Saturday 29 May 2010

Where it all started / finished

The health visitor was a guy, quite a sexy guy in a gay way. You can find him on facebook if you know the name, a comical sort of name and uncommon enough to be unique, unlikely the rest of the lexicon of male names, each of which has apparently been appropriated by 300 bald, square-shaped Americans. I grew quite fond of him in the weeks that were to follow, when he came round to my home in the company of one young lady or another, who wittered while he sat on my sofa and stared, hopefully feeling guiltily responsible for inflicting this shit on me.

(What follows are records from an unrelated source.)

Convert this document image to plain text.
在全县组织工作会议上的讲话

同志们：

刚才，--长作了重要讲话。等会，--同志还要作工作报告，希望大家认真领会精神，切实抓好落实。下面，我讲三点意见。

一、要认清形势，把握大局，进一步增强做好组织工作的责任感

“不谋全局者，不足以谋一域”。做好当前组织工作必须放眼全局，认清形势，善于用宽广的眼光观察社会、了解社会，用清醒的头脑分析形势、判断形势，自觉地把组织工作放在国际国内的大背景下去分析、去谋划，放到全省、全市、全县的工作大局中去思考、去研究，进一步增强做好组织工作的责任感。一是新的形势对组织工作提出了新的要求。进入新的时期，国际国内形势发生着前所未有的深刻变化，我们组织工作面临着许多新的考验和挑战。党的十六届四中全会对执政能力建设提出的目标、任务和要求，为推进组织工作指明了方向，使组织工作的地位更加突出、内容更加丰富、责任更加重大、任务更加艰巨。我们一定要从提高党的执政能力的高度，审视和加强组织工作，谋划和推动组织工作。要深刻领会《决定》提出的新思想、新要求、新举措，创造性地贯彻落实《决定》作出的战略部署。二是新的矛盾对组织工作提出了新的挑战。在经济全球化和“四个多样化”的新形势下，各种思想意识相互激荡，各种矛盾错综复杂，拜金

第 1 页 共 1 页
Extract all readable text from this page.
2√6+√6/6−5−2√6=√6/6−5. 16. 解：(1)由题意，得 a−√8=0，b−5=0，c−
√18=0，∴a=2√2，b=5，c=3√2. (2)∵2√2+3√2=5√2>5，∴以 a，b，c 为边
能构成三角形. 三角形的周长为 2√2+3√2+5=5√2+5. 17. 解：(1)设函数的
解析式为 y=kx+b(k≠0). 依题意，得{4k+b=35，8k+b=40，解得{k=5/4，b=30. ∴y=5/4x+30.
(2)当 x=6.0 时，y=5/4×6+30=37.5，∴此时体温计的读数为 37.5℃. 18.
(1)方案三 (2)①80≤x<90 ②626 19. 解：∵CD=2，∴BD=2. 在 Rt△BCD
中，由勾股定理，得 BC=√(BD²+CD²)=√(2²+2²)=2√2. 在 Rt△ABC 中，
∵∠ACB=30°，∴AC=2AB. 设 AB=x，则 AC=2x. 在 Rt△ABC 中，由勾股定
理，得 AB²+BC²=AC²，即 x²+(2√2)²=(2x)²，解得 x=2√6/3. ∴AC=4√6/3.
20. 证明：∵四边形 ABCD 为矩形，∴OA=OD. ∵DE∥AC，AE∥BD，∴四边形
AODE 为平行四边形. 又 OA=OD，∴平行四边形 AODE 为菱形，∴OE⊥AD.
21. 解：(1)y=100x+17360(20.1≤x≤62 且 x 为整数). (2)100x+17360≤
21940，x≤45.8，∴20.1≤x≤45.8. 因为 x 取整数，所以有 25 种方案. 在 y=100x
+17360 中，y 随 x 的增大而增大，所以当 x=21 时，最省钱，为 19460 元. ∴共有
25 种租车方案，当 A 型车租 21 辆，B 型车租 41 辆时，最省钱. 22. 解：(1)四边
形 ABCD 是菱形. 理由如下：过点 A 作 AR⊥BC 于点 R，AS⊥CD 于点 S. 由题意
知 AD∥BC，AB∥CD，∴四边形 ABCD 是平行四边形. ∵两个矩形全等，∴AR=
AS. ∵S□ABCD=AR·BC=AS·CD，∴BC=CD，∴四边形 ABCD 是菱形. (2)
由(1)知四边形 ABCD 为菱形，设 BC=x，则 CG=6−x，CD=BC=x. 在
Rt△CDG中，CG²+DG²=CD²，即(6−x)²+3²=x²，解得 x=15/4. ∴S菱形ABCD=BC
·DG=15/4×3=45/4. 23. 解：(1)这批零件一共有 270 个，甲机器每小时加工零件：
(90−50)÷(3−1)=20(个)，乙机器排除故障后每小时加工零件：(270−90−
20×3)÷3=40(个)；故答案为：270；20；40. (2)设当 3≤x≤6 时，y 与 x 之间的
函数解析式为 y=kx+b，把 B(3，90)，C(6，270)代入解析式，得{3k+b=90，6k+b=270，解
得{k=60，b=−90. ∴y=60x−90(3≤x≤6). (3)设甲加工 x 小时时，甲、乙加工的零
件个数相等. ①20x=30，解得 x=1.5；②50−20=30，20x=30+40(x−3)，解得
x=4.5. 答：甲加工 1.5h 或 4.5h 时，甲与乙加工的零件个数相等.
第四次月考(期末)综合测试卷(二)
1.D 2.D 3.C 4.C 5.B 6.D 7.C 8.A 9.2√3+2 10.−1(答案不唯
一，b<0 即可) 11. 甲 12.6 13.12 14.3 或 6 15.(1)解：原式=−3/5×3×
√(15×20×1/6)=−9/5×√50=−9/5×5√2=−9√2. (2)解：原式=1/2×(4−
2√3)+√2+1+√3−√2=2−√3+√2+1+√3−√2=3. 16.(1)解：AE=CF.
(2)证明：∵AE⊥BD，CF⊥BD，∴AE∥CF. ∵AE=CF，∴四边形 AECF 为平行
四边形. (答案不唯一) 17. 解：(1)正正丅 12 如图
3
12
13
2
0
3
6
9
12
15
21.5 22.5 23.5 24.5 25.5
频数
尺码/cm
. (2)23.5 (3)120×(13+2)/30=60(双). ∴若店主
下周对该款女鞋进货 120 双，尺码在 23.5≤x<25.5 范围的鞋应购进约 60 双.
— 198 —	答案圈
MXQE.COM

I became familiar with the gluey sheen spray-painted all over his face, perhaps to stick on the permastubble - a look that suggested "park bench" rather than "caring health professional".

He spoke then as ever in a breathy whisper like Baccara breathing "Yes Sir, I can boogie." The expression of his face and voice said, "I care. I'm worried about you." His actual words were, "I think... that you've lost your identity."

He had just done this amazing card trick where by he had given me an exact read-out of my state of mind based on some outward clues and his own acuity. I was unhappy; I was crying out for help; I had lost my identity. He was off-track with some of this. Only that morning the baby and I had trundled happily around a kid's zoo, scoffed some tomato pasta and most excitingly of all spotted Prof. Brian Cox in the park, whereupon I had pushed the baby into his vicinity and taken a couple of photos with the two of them in the same frame. But like a child in the courtroom I haplessly agreed: yes, yes, I am unhappy.

Are you a danger to yourself, he asked, and more importantly (he didn't say it in words but he said it with emphasis and tone) to your children? From there on in, in the midst of social service referrals, psychiatric chitchats and all the rest of it, every talking head I encountered was clearly intervening for the sake of the children. Don't get me wrong. Good for them, fair play and all that. But all in all they rubbed and chipped away at my identity until what was left of it was gone.